Que me hablen a mí de brecha generacional, que con poco menos de 30 años (digámoslo así para dejarle margen al vanidoso tópico del “¿cuántos años me das?”) ya me siento desfasado si me comparo con esos adolescentes que no han salido del closet por la sencilla razón de que nunca han estado dentro. Pero el problema mayor parecen tenerlo quienes como Alejandro Modarelli, autor de la carta publicada en el número anterior de Soy, se dicen pertenecientes a un “antiguo régimen” en el que se cogía “mujer contra varón” y para quienes la palabra “chongo” es una especie de “rosebud”, de eslabón perdido en la cadena evolutiva que derivó en “esa cosa igualitaria que es el modelo gay” (las palabras son de él): “Los bigotes que se refriegan, el hombre contra el hombre, pornografía yanqui soporífera donde la ideología ordena que no haya activo ni pasivo en estado puro”. Ejemplos de lo que las locas —especie en peligro de extinción en la que se inscribe el susodicho— ven como amenaza a su hábitat sexual, conscientes de que ser homosexuales y amar como mujeres se ha vuelto más difícil desde que los chongos usan aros de strass y van a la peluquería a retocarse los claritos.
Nada peor, entonces, que una momia con nostalgia de su cuerpo antes del embalsamamiento. Lo que no implica caer aquí en el gesto discriminatorio del joven que incita a sus amigos a darse vuelta en un boliche, señalando la presencia intrusiva de un viejo, o que cree advertir en su mirada deseante el signo de una lubricidad patética. Es odioso el puritanismo sexual contra la vejez como cliché de una sociedad fijada en la juventud como valor absoluto. Reverso del cliché que piensa a la vejez gay como el constante desasosiego de desear a jóvenes esquivos. ¿Que tenía otro gustito? ¿Que el sabor de lo prohibido? ¿Que chongos eran los de antes? ¿Que no hay como la carne joven? Vale. Pero que después no vengan con la cantilena de que “es época de desmontar una excesiva confianza en el orgullo de ser gay” (como dice Modarelli, y lo apoyamos en esto), mirándose en el espejito del envejecimiento postergado a base de masajes faciales que por las noches soban arrugas como lámpara de Aladino en rostros curtidos por la cama solar y el esfuerzo renovado por levantar cinco kilos más en el gimnasio.

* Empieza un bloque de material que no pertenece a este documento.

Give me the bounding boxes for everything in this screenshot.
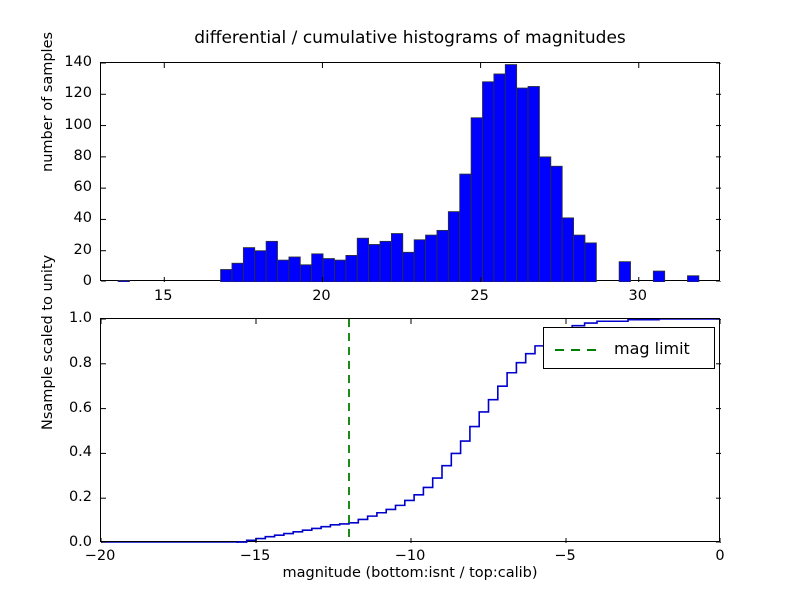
histogram-bar bbox=[425, 234, 438, 282]
top-panel-x-tick-label: 20 bbox=[312, 288, 331, 304]
histogram-bar bbox=[265, 240, 278, 282]
histogram-bar bbox=[447, 211, 461, 282]
legend: mag limit bbox=[543, 327, 715, 369]
bottom-panel-cumulative-axes bbox=[100, 318, 721, 543]
histogram-bar bbox=[299, 264, 313, 282]
histogram-bar bbox=[561, 217, 574, 282]
histogram-bar bbox=[345, 255, 358, 282]
histogram-bar bbox=[356, 237, 370, 282]
x-axis-label: magnitude (bottom:isnt / top:calib) bbox=[282, 565, 538, 581]
histogram-bar bbox=[379, 240, 392, 282]
top-panel-x-tick-label: 15 bbox=[154, 288, 173, 304]
histogram-bar bbox=[482, 81, 495, 282]
histogram-bar bbox=[413, 239, 426, 282]
histogram-bar bbox=[687, 275, 700, 282]
histogram-bar bbox=[527, 86, 540, 282]
histogram-bar bbox=[618, 261, 631, 282]
histogram-bar bbox=[470, 117, 483, 282]
histogram-bar bbox=[322, 258, 335, 282]
top-panel-x-tick-label: 30 bbox=[628, 288, 647, 304]
bottom-panel-y-tick-label: 0.4 bbox=[68, 444, 92, 461]
bottom-panel-x-tick-label: −5 bbox=[554, 548, 576, 564]
histogram-bar bbox=[277, 259, 290, 282]
top-panel-y-tick-label: 20 bbox=[73, 241, 92, 258]
bottom-panel-y-tick-label: 1.0 bbox=[68, 310, 92, 326]
histogram-bar bbox=[402, 251, 415, 282]
bottom-panel-y-tick-label: 0.0 bbox=[68, 534, 92, 550]
bottom-panel-x-tick-label: −15 bbox=[239, 548, 271, 564]
histogram-bar bbox=[117, 280, 130, 282]
histogram-bar bbox=[539, 156, 552, 282]
histogram-bar bbox=[334, 259, 347, 282]
histogram-bar bbox=[231, 262, 244, 282]
bottom-panel-y-tick-label: 0.6 bbox=[68, 399, 92, 416]
bottom-panel-y-tick-label: 0.2 bbox=[68, 489, 92, 506]
mag-limit-line-icon bbox=[554, 347, 600, 351]
top-panel-y-tick-label: 80 bbox=[73, 147, 92, 164]
histogram-bar bbox=[573, 234, 586, 282]
bottom-panel-y-tick-label: 0.8 bbox=[68, 354, 92, 371]
bottom-panel-y-axis-label: Nsample scaled to unity bbox=[40, 254, 56, 430]
histogram-bar bbox=[459, 173, 472, 282]
top-panel-histogram-axes bbox=[100, 62, 721, 282]
histogram-bar bbox=[288, 256, 301, 282]
histogram-bar bbox=[390, 233, 404, 282]
histogram-bar bbox=[242, 247, 256, 282]
top-panel-y-tick-label: 60 bbox=[73, 179, 92, 196]
histogram-bar bbox=[652, 270, 666, 282]
histogram-bar bbox=[436, 229, 449, 282]
histogram-bar bbox=[311, 253, 324, 282]
histogram-bar bbox=[254, 250, 267, 282]
top-panel-y-tick-label: 120 bbox=[64, 85, 92, 102]
figure-title: differential / cumulative histograms of … bbox=[194, 28, 626, 48]
bottom-panel-x-tick-label: −10 bbox=[394, 548, 426, 564]
histogram-bar bbox=[493, 73, 506, 282]
legend-label-mag-limit: mag limit bbox=[614, 338, 690, 358]
top-panel-y-tick-label: 0 bbox=[82, 273, 92, 289]
top-panel-y-tick-label: 40 bbox=[73, 210, 92, 227]
histogram-bar bbox=[368, 244, 381, 282]
histogram-bar bbox=[220, 269, 233, 282]
histogram-bar bbox=[550, 165, 563, 282]
top-panel-y-axis-label: number of samples bbox=[40, 31, 56, 172]
histogram-bar bbox=[584, 242, 597, 282]
top-panel-x-tick-label: 25 bbox=[470, 288, 489, 304]
histogram-plot-area bbox=[101, 63, 721, 282]
top-panel-y-tick-label: 100 bbox=[64, 116, 92, 133]
histogram-bar bbox=[504, 64, 518, 282]
bottom-panel-x-tick-label: −20 bbox=[84, 548, 116, 564]
top-panel-y-tick-label: 140 bbox=[64, 54, 92, 70]
bottom-panel-x-tick-label: 0 bbox=[715, 548, 725, 564]
histogram-bar bbox=[516, 87, 529, 282]
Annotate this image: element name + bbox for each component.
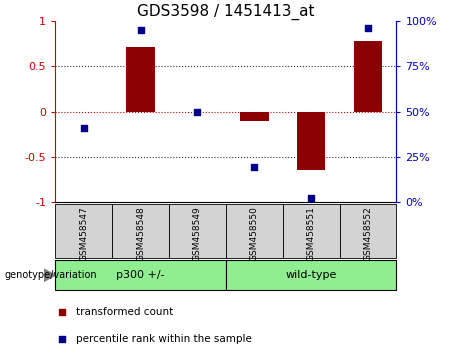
Point (364, 25, 372, 31)
Text: genotype/variation: genotype/variation (5, 270, 97, 280)
FancyBboxPatch shape (55, 260, 226, 290)
Title: GDS3598 / 1451413_at: GDS3598 / 1451413_at (137, 4, 315, 20)
Text: GSM458551: GSM458551 (307, 206, 316, 261)
Point (137, 28, 144, 33)
Polygon shape (44, 269, 55, 281)
FancyBboxPatch shape (340, 204, 396, 258)
Text: wild-type: wild-type (285, 270, 337, 280)
Text: GSM458549: GSM458549 (193, 206, 202, 261)
Point (59, 337, 66, 342)
Bar (297, 112, 325, 170)
Text: GSM458547: GSM458547 (79, 206, 88, 261)
Text: GSM458552: GSM458552 (364, 206, 372, 261)
Point (59, 309, 66, 315)
Point (194, 109, 201, 114)
Point (307, 195, 315, 201)
FancyBboxPatch shape (226, 260, 396, 290)
Point (251, 165, 258, 170)
FancyBboxPatch shape (226, 204, 283, 258)
FancyBboxPatch shape (55, 204, 112, 258)
Bar (354, 41, 382, 112)
FancyBboxPatch shape (169, 204, 226, 258)
Point (80, 125, 88, 131)
FancyBboxPatch shape (112, 204, 169, 258)
Text: GSM458548: GSM458548 (136, 206, 145, 261)
FancyBboxPatch shape (283, 204, 340, 258)
Text: GSM458550: GSM458550 (250, 206, 259, 261)
Bar (240, 112, 268, 120)
Text: percentile rank within the sample: percentile rank within the sample (76, 335, 252, 344)
Text: transformed count: transformed count (76, 307, 173, 318)
Bar (126, 46, 155, 112)
Text: p300 +/-: p300 +/- (116, 270, 165, 280)
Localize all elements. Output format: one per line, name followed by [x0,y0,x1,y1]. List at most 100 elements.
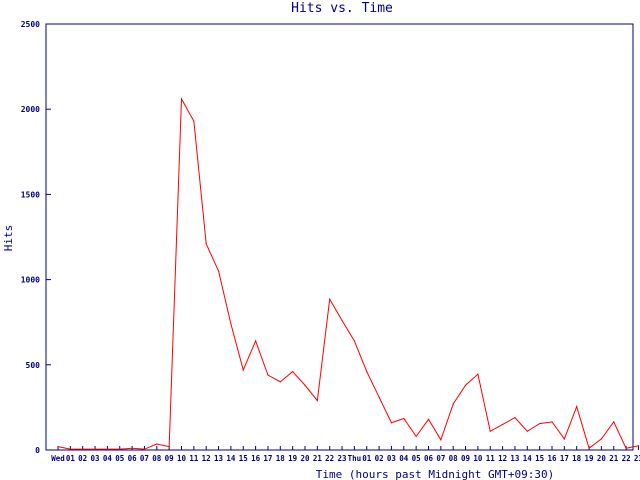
data-point [304,384,306,386]
x-tick-label: 14 [226,454,236,463]
data-point [94,448,96,450]
chart-title: Hits vs. Time [291,1,393,16]
data-point [316,399,318,402]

Sin ánimo de empecinarnos, digamos también que Modarelli toma en su carta como interlocutor a un joven que se piensa queer y para quien lo gay es una categoría pasada de moda. Y le recrimina, entre otras cosas, que en su indagación de “nuevas prácticas sexuales” (que incluirían a varones, mujeres y transgéneros) los practicantes no inviten “ni a los viejos, ni a las viejas”. Pero, ¿acaso cuando ellxs eran jóvenes no gustaban de otrxs jóvenes del mismo modo en que hay jóvenes que no gustan de los viejxs? Al margen del fatídico malentendido que piensa a la sexualidad como base de la existencia gay y que no termina de hallar consuelo cuando, junto con las nieves de la edad, llega el retaceo de los contactos eróticos o la necesidad de pagar por ellos, en esa brecha generacional que separa a quienes hoy somos jóvenes de quienes vivieron su juventud en la época de la dictadura hay una distancia mucho mayor que la que podría darse, en las mismas condiciones, entre dos heterosexuales. Pretender acortarla, si bien podría ser un acto de reconocimiento hacia aquellos que nos abrieron las puertas a una mayor libertad, acaso sea también la expresión de lo difícil que se ha vuelto envejecer en un mundo que, ante las contorsiones de pendeja de Madonna, nos quiere hacer creer que sólo envejece el que quiere.
Hace una semana, Alejandro Modarelli le dirigía una carta a un “joven gay” en este mismo suplemento. A nadie ha de extrañarle —creo yo— que de toda esa carta aquello que capturó de inmediato mi atención fuera una palabra, un colectivo: intersexuales. Una enumeración, en realidad, que casi terminaba en “intersexuales”, para tal vez concluir con “la mar en coche”.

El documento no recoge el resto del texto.